Washington Post Fact Checker Glenn Kessler generously gave this absurd claim three Pinocchios on his scale. This is slightly below the highest/lowest rating of four (a k a lies) and represents “significant factual error and/or obvious contradictions.”
As Kessler put it, “Certainly, Koch Industries contributes to climate change, but the relative impact falls well short of being a “major cause.”
Reid was not done with the Kochs – when is he ever? – and told NBC’s Chuck Todd the difference between them and another billionaire who likes to influence politics, Las Vegas Sands Chairman Sheldon Adelson:
“I know Sheldon Adelson. He's not in this for money…. He's in it because he has certain ideological views. Now, Sheldon Adelson, social views are in keeping with the Democrats on choice, on all kinds of things. He just got a beef with-- organized labor a few years ago. And he previously was a Democrat. So, Sheldon Adelson, don't pick on him. He's not in it to make money.”
Don't pick on him? Really, senator?
As I have written before, Reid has long practiced the art of keeping his enemies closer with Adelson, occasionally chatting with the man worth $38 billion. Adelson likes Reid; Reid likes Adelson.
But to say there is some moral difference between Adelson and the Kochs is a magical parsing that even the shameless Reid can’t possibly believe. The Kochs and Adelson are both ideological. They both want to make money. And, yes, Senator Reid, they both are spending hundreds of millions of dollars to influence politicians to do what they want, in some cases to undermine organized labor and in some cases to help them make even more money.

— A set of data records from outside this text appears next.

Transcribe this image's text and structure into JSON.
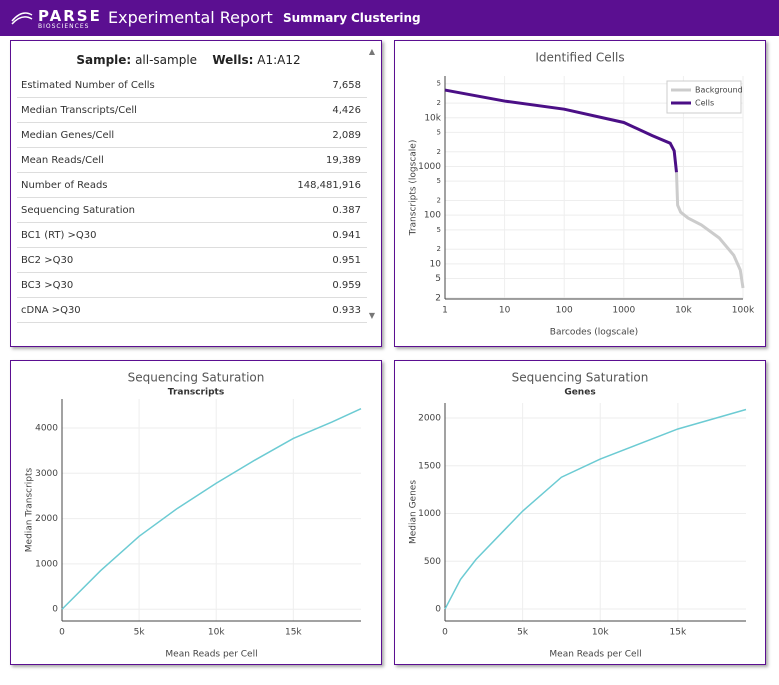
{
  "header": {
    "logo": "PARSE",
    "logo_sub": "BIOSCIENCES",
    "title": "Experimental Report",
    "nav": [
      "Summary",
      "Clustering"
    ]
  },
  "sample": {
    "sample_label": "Sample:",
    "sample": "all-sample",
    "wells_label": "Wells:",
    "wells": "A1:A12"
  },
  "table": {
    "rows": [
      [
        "Estimated Number of Cells",
        "7,658"
      ],
      [
        "Median Transcripts/Cell",
        "4,426"
      ],
      [
        "Median Genes/Cell",
        "2,089"
      ],
      [
        "Mean Reads/Cell",
        "19,389"
      ],
      [
        "Number of Reads",
        "148,481,916"
      ],
      [
        "Sequencing Saturation",
        "0.387"
      ],
      [
        "BC1 (RT) >Q30",
        "0.941"
      ],
      [
        "BC2 >Q30",
        "0.951"
      ],
      [
        "BC3 >Q30",
        "0.959"
      ],
      [
        "cDNA >Q30",
        "0.933"
      ]
    ]
  },
  "chart_data": [
    {
      "type": "line",
      "title": "Identified Cells",
      "x_label": "Barcodes (logscale)",
      "y_label": "Transcripts (logscale)",
      "xscale": "log",
      "yscale": "log",
      "grid": true,
      "legend": "top-right",
      "xlim": [
        1,
        100000
      ],
      "ylim": [
        1.9,
        72000
      ],
      "xticks": [
        1,
        10,
        100,
        1000,
        {
          "value": 10000,
          "label": "10k"
        },
        {
          "value": 100000,
          "label": "100k"
        }
      ],
      "yticks": [
        2,
        5,
        10,
        {
          "value": 20,
          "label": "2"
        },
        {
          "value": 50,
          "label": "5"
        },
        100,
        {
          "value": 200,
          "label": "2"
        },
        {
          "value": 500,
          "label": "5"
        },
        1000,
        {
          "value": 2000,
          "label": "2"
        },
        {
          "value": 5000,
          "label": "5"
        },
        {
          "value": 10000,
          "label": "10k"
        },
        {
          "value": 20000,
          "label": "2"
        },
        {
          "value": 50000,
          "label": "5"
        }
      ],
      "series": [
        {
          "name": "Background",
          "color": "#cccccc",
          "x": [
            7658,
            8000,
            9000,
            12000,
            20000,
            40000,
            70000,
            90000,
            100000
          ],
          "values": [
            760,
            160,
            115,
            87,
            63,
            34,
            15,
            7.5,
            3.2
          ]
        },
        {
          "name": "Cells",
          "color": "#4b0f86",
          "x": [
            1,
            10,
            100,
            1000,
            3000,
            6000,
            7000,
            7658
          ],
          "values": [
            37000,
            22000,
            15000,
            8000,
            4300,
            3000,
            2100,
            760
          ]
        }
      ]
    },
    {
      "type": "line",
      "title": "Sequencing Saturation",
      "subtitle": "Transcripts",
      "x_label": "Mean Reads per Cell",
      "y_label": "Median Transcripts",
      "grid": true,
      "xlim": [
        0,
        19389
      ],
      "ylim": [
        -260,
        4640
      ],
      "xticks": [
        0,
        {
          "value": 5000,
          "label": "5k"
        },
        {
          "value": 10000,
          "label": "10k"
        },
        {
          "value": 15000,
          "label": "15k"
        }
      ],
      "yticks": [
        0,
        1000,
        2000,
        3000,
        4000
      ],
      "series": [
        {
          "color": "#6ccbd3",
          "x": [
            0,
            2500,
            5000,
            7500,
            10000,
            12500,
            15000,
            17500,
            19389
          ],
          "values": [
            0,
            850,
            1610,
            2230,
            2780,
            3290,
            3770,
            4130,
            4426
          ]
        }
      ]
    },
    {
      "type": "line",
      "title": "Sequencing Saturation",
      "subtitle": "Genes",
      "x_label": "Mean Reads per Cell",
      "y_label": "Median Genes",
      "grid": true,
      "xlim": [
        0,
        19389
      ],
      "ylim": [
        -125,
        2157
      ],
      "xticks": [
        0,
        {
          "value": 5000,
          "label": "5k"
        },
        {
          "value": 10000,
          "label": "10k"
        },
        {
          "value": 15000,
          "label": "15k"
        }
      ],
      "yticks": [
        0,
        500,
        1000,
        1500,
        2000
      ],
      "series": [
        {
          "color": "#6ccbd3",
          "x": [
            0,
            1000,
            2000,
            5000,
            7500,
            10000,
            15000,
            19389
          ],
          "values": [
            0,
            310,
            520,
            1025,
            1380,
            1570,
            1885,
            2089
          ]
        }
      ]
    }
  ]
}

Oh, and they both would rather not see you be in your current job come January.
Salon’s Jim Newell captured it well and noted, “This is not a good look for Harry Reid. It’s obvious to anyone that the only reason Reid would say such kind things about Adelson, who drops a lot of money to defeat Democrats on the federal level, is because the two share a residency in Nevada.”
Reid wasn’t done, either. He told Todd, using the same number Obama has, that he, unlike LBJ, had to overcome 500 filibusters as majority leader. This is patently false. Reid, a process master, knows this. But – I know I say this all the time – he just does not care.
And why should he? What exactly is the penalty? He was still the Senate majority leader after spending 2012 using that execrable tactic on Romney. And he’ll still be the leader after November, no matter what he says about the Kochs or the Republicans he says are in thrall to the Kansas billionaires.
Harry Reid is willing to do and say the things his colleagues wouldn’t dare because they would be afraid of their approval ratings falling or being ousted from office.
Reid fears neither.
So as the majority leader gets older and more careless, perhaps, maybe we will keep seeing more weeks like the last one, where Reidisms become more frequent, Republicans wail in faux horror and YouTubes of their Enemy Numero Uno go viral. And Reid will keep doing what he has always done because the only vote he has to worry about is the one he surely believes he’ll never lose, the one inside his own caucus.